Responsiveness to change was analyzed by calculating ES as well as SRM. All four scoring systems showed high ES, all exceeding 0.8. The WOOS score had the highest ES at 2.52, and an SRM of 1.43. These results were similar to the results shown in the study on the Danish translation of WOOS (17), which reported an ES of 2.32 and an SRM of 1.41 for the WOOS score. Support of a high responsiveness for WOOS in shoulder arthroplasty, as well as an excellent correlation with the American Shoulder and Elbow Surgeons score, is also shown in another recent study(19). In the original WOOS article (1), as well as in the previous Swedish validation of WOOS in patients with subacromial pain (7), only the SRM for the different scores was presented. In these studies, the SRM were 1.20 and 1.91 respectively. We believe that the results give support to the notion that WOOS is a responsive instrument in a clinical setting.

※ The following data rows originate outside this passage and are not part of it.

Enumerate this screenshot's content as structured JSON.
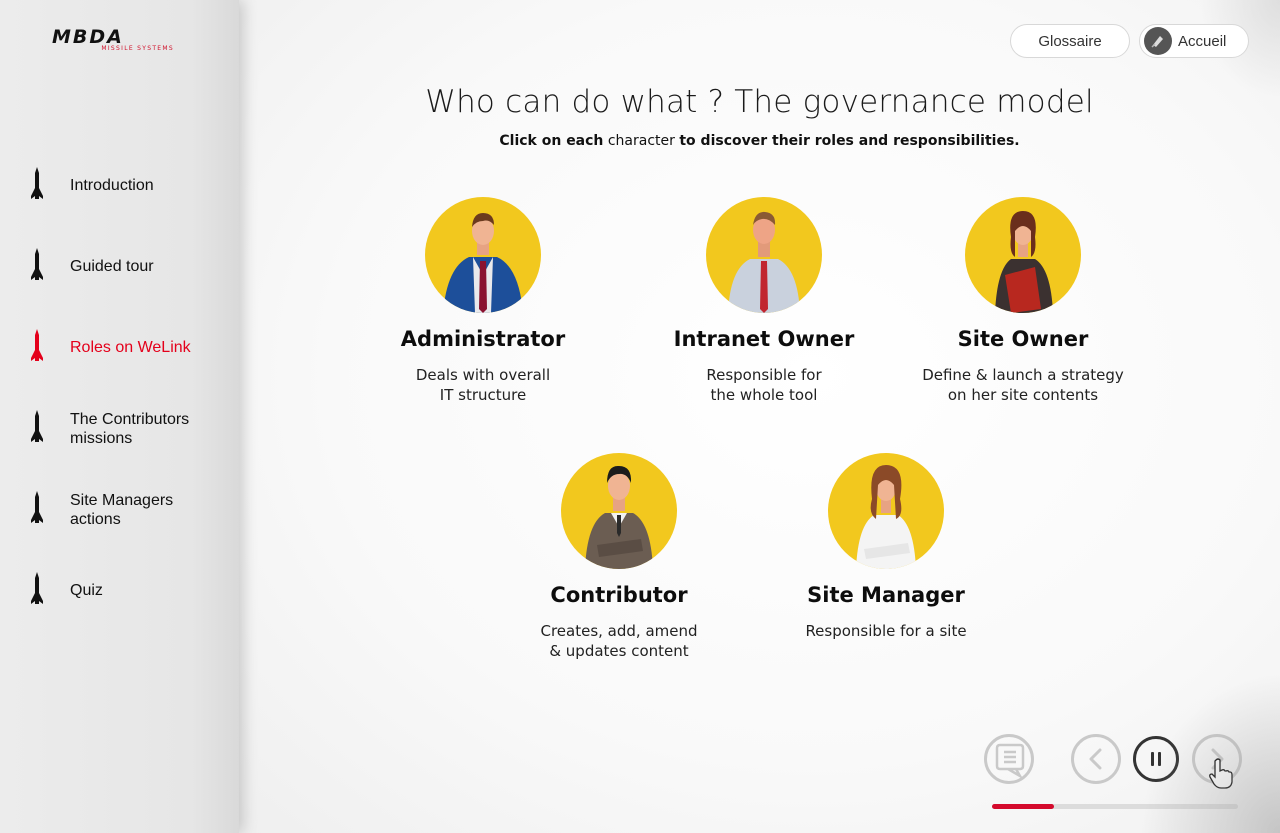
{
  "brand": {
    "name": "MBDA",
    "tagline": "MISSILE SYSTEMS",
    "accent": "#e4001b"
  },
  "sidebar": {
    "items": [
      {
        "label": "Introduction",
        "active": false
      },
      {
        "label": "Guided tour",
        "active": false
      },
      {
        "label": "Roles on WeLink",
        "active": true
      },
      {
        "label": "The Contributors\nmissions",
        "active": false
      },
      {
        "label": "Site Managers\nactions",
        "active": false
      },
      {
        "label": "Quiz",
        "active": false
      }
    ]
  },
  "header": {
    "glossary_label": "Glossaire",
    "home_label": "Accueil"
  },
  "main": {
    "title": "Who can do what ? The governance model",
    "subtitle_bold_1": "Click on each",
    "subtitle_light": "character",
    "subtitle_bold_2": "to discover their roles and responsibilities."
  },
  "characters": [
    {
      "name": "Administrator",
      "desc": "Deals with overall\nIT structure"
    },
    {
      "name": "Intranet Owner",
      "desc": "Responsible for\nthe whole tool"
    },
    {
      "name": "Site Owner",
      "desc": "Define & launch a strategy\non her site contents"
    },
    {
      "name": "Contributor",
      "desc": "Creates, add, amend\n& updates content"
    },
    {
      "name": "Site Manager",
      "desc": "Responsible for a site"
    }
  ],
  "controls": {
    "progress_fraction": 0.25,
    "icons": [
      "transcript-icon",
      "previous-icon",
      "pause-icon",
      "next-icon"
    ]
  },
  "colors": {
    "avatar_bg": "#f2c81e",
    "progress": "#d40a2c"
  }
}
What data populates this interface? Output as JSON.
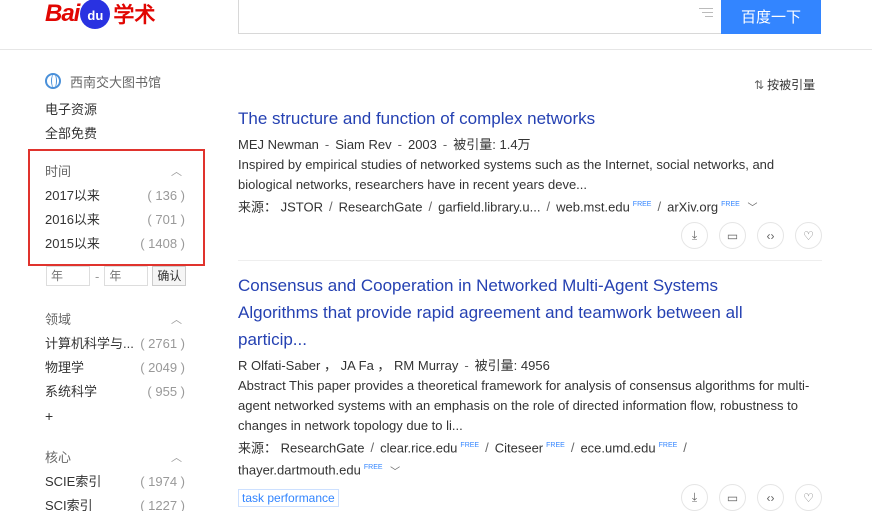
{
  "header": {
    "logo_bai": "Bai",
    "logo_du": "du",
    "logo_xueshu": "学术",
    "search_value": "",
    "search_button": "百度一下"
  },
  "sidebar": {
    "library": "西南交大图书馆",
    "links": [
      "电子资源",
      "全部免费"
    ],
    "time": {
      "title": "时间",
      "rows": [
        {
          "label": "2017以来",
          "count": "( 136 )"
        },
        {
          "label": "2016以来",
          "count": "( 701 )"
        },
        {
          "label": "2015以来",
          "count": "( 1408 )"
        }
      ],
      "year_from_placeholder": "年",
      "year_to_placeholder": "年",
      "confirm": "确认"
    },
    "field": {
      "title": "领域",
      "rows": [
        {
          "label": "计算机科学与...",
          "count": "( 2761 )"
        },
        {
          "label": "物理学",
          "count": "( 2049 )"
        },
        {
          "label": "系统科学",
          "count": "( 955 )"
        }
      ],
      "more": "+"
    },
    "core": {
      "title": "核心",
      "rows": [
        {
          "label": "SCIE索引",
          "count": "( 1974 )"
        },
        {
          "label": "SCI索引",
          "count": "( 1227 )"
        }
      ]
    }
  },
  "sort_label": "按被引量",
  "results": [
    {
      "title": "The structure and function of complex networks",
      "authors": "MEJ Newman",
      "journal": "Siam Rev",
      "year": "2003",
      "cited_label": "被引量:",
      "cited": "1.4万",
      "abstract_1": "Inspired by empirical studies of networked systems such as the Internet, social networks, and",
      "abstract_2": "biological networks, researchers have in recent years deve...",
      "source_label": "来源：",
      "sources": [
        "JSTOR",
        "ResearchGate",
        "garfield.library.u...",
        "web.mst.edu",
        "arXiv.org"
      ],
      "free_label": "FREE"
    },
    {
      "title_1": "Consensus and Cooperation in Networked Multi-Agent Systems",
      "title_2": "Algorithms that provide rapid agreement and teamwork between all",
      "title_3": "particip...",
      "authors": "R Olfati-Saber ， JA Fa ， RM Murray",
      "cited_label": "被引量:",
      "cited": "4956",
      "abstract_1": "Abstract This paper provides a theoretical framework for analysis of consensus algorithms for multi-",
      "abstract_2": "agent networked systems with an emphasis on the role of directed information flow, robustness to",
      "abstract_3": "changes in network topology due to li...",
      "source_label": "来源：",
      "sources": [
        "ResearchGate",
        "clear.rice.edu",
        "Citeseer",
        "ece.umd.edu",
        "thayer.dartmouth.edu"
      ],
      "free_label": "FREE",
      "tag": "task performance"
    }
  ]
}
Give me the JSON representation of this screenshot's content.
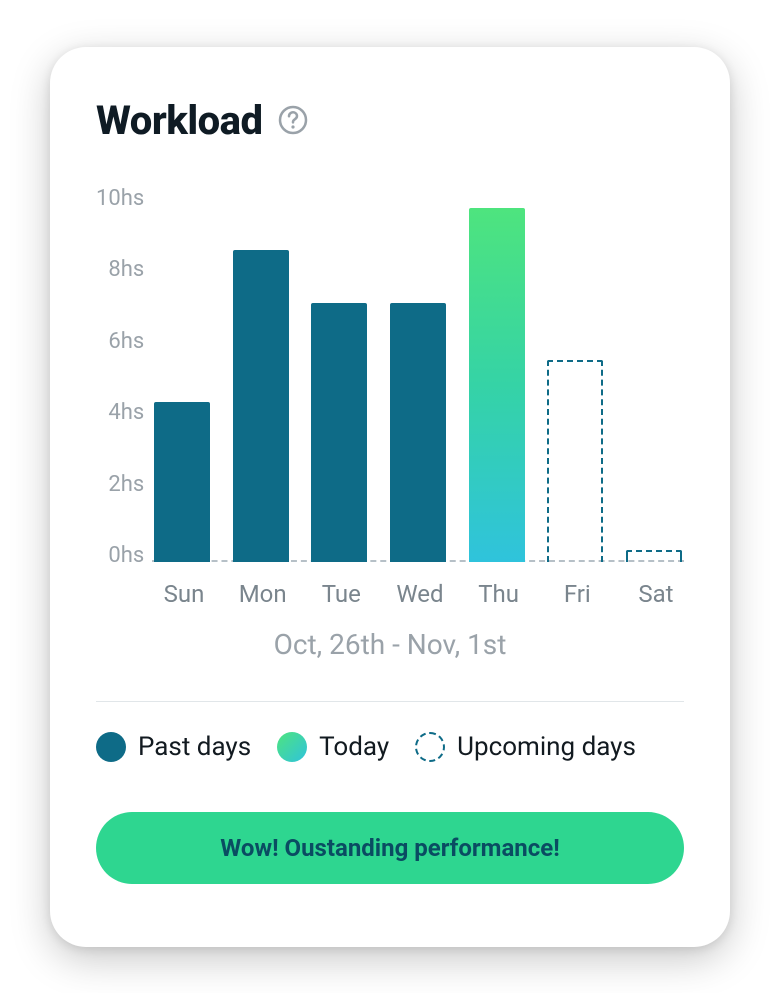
{
  "header": {
    "title": "Workload"
  },
  "chart_data": {
    "type": "bar",
    "categories": [
      "Sun",
      "Mon",
      "Tue",
      "Wed",
      "Thu",
      "Fri",
      "Sat"
    ],
    "series": [
      {
        "name": "Past days",
        "color": "#0e6b87"
      },
      {
        "name": "Today",
        "color": "gradient:#4ee47e-#2fc3dc"
      },
      {
        "name": "Upcoming days",
        "color": "dashed:#0e6b87"
      }
    ],
    "values": [
      4.2,
      8.2,
      6.8,
      6.8,
      9.3,
      5.3,
      0.3
    ],
    "types": [
      "past",
      "past",
      "past",
      "past",
      "today",
      "upcoming",
      "upcoming"
    ],
    "title": "Workload",
    "xlabel": "",
    "ylabel": "hs",
    "ylim": [
      0,
      10
    ],
    "y_ticks": [
      "10hs",
      "8hs",
      "6hs",
      "4hs",
      "2hs",
      "0hs"
    ],
    "date_range": "Oct, 26th - Nov, 1st",
    "legend_position": "bottom"
  },
  "legend": {
    "past": "Past days",
    "today": "Today",
    "upcoming": "Upcoming days"
  },
  "banner": {
    "text": "Wow! Oustanding performance!"
  }
}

The difference between the ES and SRM for WOOS in our study is an effect of the much larger standard deviation seen in the postoperative group compared to the preoperative. When plotted as a histogram, the preoperative scores come closer to a normally distributed curve than the postoperative scores. This could be explained by the large number of good results in the postoperative group and is also reflected by the occurrence of a small, but adequate, ceiling effect.

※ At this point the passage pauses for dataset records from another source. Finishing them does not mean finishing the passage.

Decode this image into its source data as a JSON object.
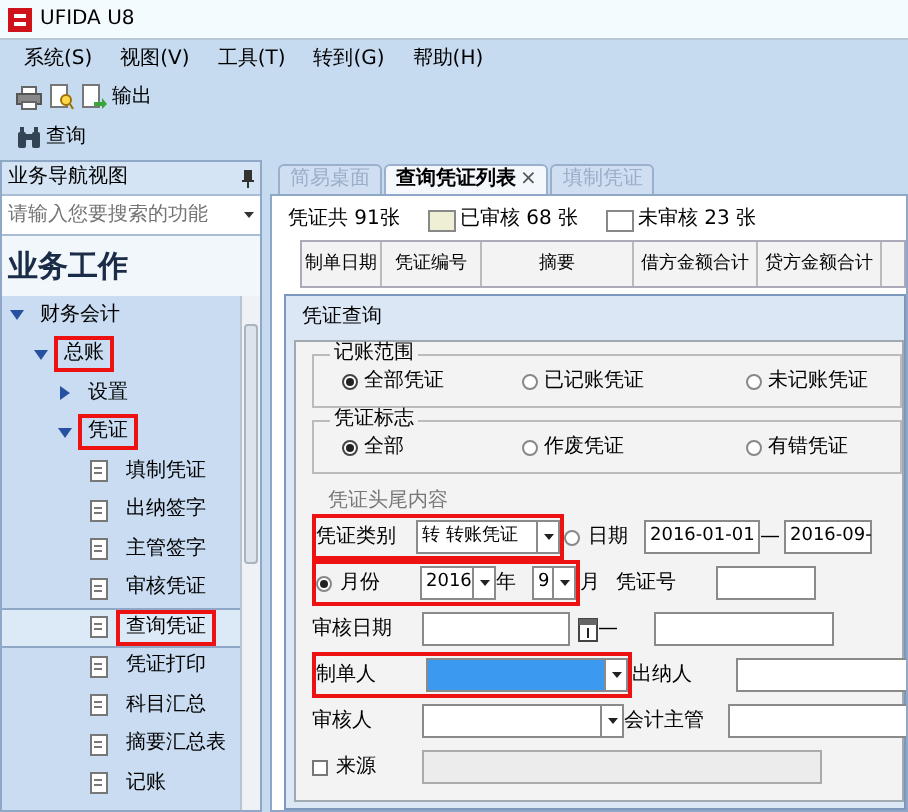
{
  "window": {
    "title": "UFIDA U8"
  },
  "menu": [
    "系统(S)",
    "视图(V)",
    "工具(T)",
    "转到(G)",
    "帮助(H)"
  ],
  "toolbar": [
    {
      "kind": "print"
    },
    {
      "kind": "preview"
    },
    {
      "kind": "export",
      "label": "输出"
    }
  ],
  "toolbar2": [
    {
      "kind": "find",
      "label": "查询"
    }
  ],
  "nav": {
    "title": "业务导航视图",
    "search_placeholder": "请输入您要搜索的功能",
    "section": "业务工作",
    "tree": [
      {
        "kind": "folder",
        "label": "财务会计",
        "expanded": true,
        "highlighted": false,
        "children": [
          {
            "kind": "folder",
            "label": "总账",
            "expanded": true,
            "highlighted": true,
            "children": [
              {
                "kind": "folder",
                "label": "设置",
                "expanded": false,
                "highlighted": false
              },
              {
                "kind": "folder",
                "label": "凭证",
                "expanded": true,
                "highlighted": true,
                "children": [
                  {
                    "kind": "item",
                    "label": "填制凭证",
                    "selected": false,
                    "highlighted": false
                  },
                  {
                    "kind": "item",
                    "label": "出纳签字",
                    "selected": false,
                    "highlighted": false
                  },
                  {
                    "kind": "item",
                    "label": "主管签字",
                    "selected": false,
                    "highlighted": false
                  },
                  {
                    "kind": "item",
                    "label": "审核凭证",
                    "selected": false,
                    "highlighted": false
                  },
                  {
                    "kind": "item",
                    "label": "查询凭证",
                    "selected": true,
                    "highlighted": true
                  },
                  {
                    "kind": "item",
                    "label": "凭证打印",
                    "selected": false,
                    "highlighted": false
                  },
                  {
                    "kind": "item",
                    "label": "科目汇总",
                    "selected": false,
                    "highlighted": false
                  },
                  {
                    "kind": "item",
                    "label": "摘要汇总表",
                    "selected": false,
                    "highlighted": false
                  },
                  {
                    "kind": "item",
                    "label": "记账",
                    "selected": false,
                    "highlighted": false
                  }
                ]
              }
            ]
          }
        ]
      }
    ]
  },
  "tabs": [
    {
      "label": "简易桌面",
      "selected": false
    },
    {
      "label": "查询凭证列表",
      "selected": true,
      "close": "×"
    },
    {
      "label": "填制凭证",
      "selected": false
    }
  ],
  "summary": {
    "total": "凭证共 91张",
    "legend": [
      {
        "label": "已审核 68 张",
        "color": "#efefd6"
      },
      {
        "label": "未审核 23 张",
        "color": "#ffffff"
      }
    ]
  },
  "table": {
    "columns": [
      "制单日期",
      "凭证编号",
      "摘要",
      "借方金额合计",
      "贷方金额合计"
    ]
  },
  "dialog": {
    "title": "凭证查询",
    "groups": [
      {
        "title": "记账范围",
        "options": [
          {
            "label": "全部凭证",
            "selected": true
          },
          {
            "label": "已记账凭证",
            "selected": false
          },
          {
            "label": "未记账凭证",
            "selected": false
          }
        ]
      },
      {
        "title": "凭证标志",
        "options": [
          {
            "label": "全部",
            "selected": true
          },
          {
            "label": "作废凭证",
            "selected": false
          },
          {
            "label": "有错凭证",
            "selected": false
          }
        ]
      }
    ],
    "content_title": "凭证头尾内容",
    "lines": [
      {
        "items": [
          {
            "kind": "label",
            "text": "凭证类别",
            "highlighted": true
          },
          {
            "kind": "select",
            "value": "转 转账凭证",
            "highlighted": true
          },
          {
            "kind": "radio",
            "label": "日期",
            "selected": false
          },
          {
            "kind": "input",
            "value": "2016-01-01"
          },
          {
            "kind": "label",
            "text": "—"
          },
          {
            "kind": "input",
            "value": "2016-09-"
          }
        ]
      },
      {
        "items": [
          {
            "kind": "radio",
            "label": "月份",
            "selected": true,
            "highlighted": true
          },
          {
            "kind": "select",
            "value": "2016",
            "highlighted": true
          },
          {
            "kind": "label",
            "text": "年",
            "highlighted": true
          },
          {
            "kind": "select",
            "value": "9",
            "highlighted": true
          },
          {
            "kind": "label",
            "text": "月"
          },
          {
            "kind": "label",
            "text": "凭证号"
          },
          {
            "kind": "input"
          }
        ]
      },
      {
        "items": [
          {
            "kind": "label",
            "text": "审核日期"
          },
          {
            "kind": "date"
          },
          {
            "kind": "label",
            "text": "—"
          },
          {
            "kind": "input"
          }
        ]
      },
      {
        "items": [
          {
            "kind": "label",
            "text": "制单人",
            "highlighted": true
          },
          {
            "kind": "select",
            "focused": true,
            "highlighted": true
          },
          {
            "kind": "label",
            "text": "出纳人"
          },
          {
            "kind": "input"
          }
        ]
      },
      {
        "items": [
          {
            "kind": "label",
            "text": "审核人"
          },
          {
            "kind": "select",
            "focused": false
          },
          {
            "kind": "label",
            "text": "会计主管"
          },
          {
            "kind": "input"
          }
        ]
      },
      {
        "items": [
          {
            "kind": "checkbox",
            "label": "来源",
            "checked": false
          },
          {
            "kind": "input",
            "disabled": true
          }
        ]
      }
    ]
  }
}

The MDC and MCID was found to be at the level of previous estimates for WOOS, with a 10% change or difference as the minimum of clinical relevance recommended for WOOS%(20).
We find it notable that EQ-5D 3L, a general health measure, performs so well compared to shoulder-specific health measures. EQ-5D 3L was shown to be highly responsive for change (ES=0.82, SRM=0.86) in patients with glenohumeral OA. EQ-5D 3L provides no possibility to study specific shoulder-related problems and cannot replace WOOS as a shoulder evaluation tool. However, our results suggest that EQ-5D 3L adequately reflects disease-specific QoL in patients with glenohumeral OA. The time and effort needed to complete the EQ-5D 3L questionnaire is less in comparison to the WOOS questionnaire.
The outcome of the treatment, as measured by the PROM used in the SSAR are considered stable over time. There is a slight decrease in the overall results at 10 years, but lower than MDC and it may be difficult to determine if a change is related to the implant performance or a result of increasing patient age. The possible need for an age adjusted WOOS will have to be studied separately. The lack of a clinical examination in WOOS might be regarded as a weakness of the score. However, evidence that WOOS adequately covers these questions could improve evaluation of patients with glenohumeral OA, and save resources, and should be further studied.
One strength of this study is the correlations of WOOS made to both CMS and OSS. CMS is a well-established and widely used shoulder score, and we think it is an important correlation to be made in the validation process of any shoulder score. The correlation to OSS is important since OSS is used in other shoulder arthroplasty registries. This can be of value when comparing results from different registries. The patient cohort was limited but could be considered as useful for the planning of future studies of comparisons of PROM outcome. We also could demonstrate the real performance of the PROM over time, in use for a 10-year follow-up within SSAR. No test-retest analysis was performed within this study, which we consider to be a weakness. A test-retest analysis of the Swedish translation of WOOS might be a subject for a future study to validate the score within the registry.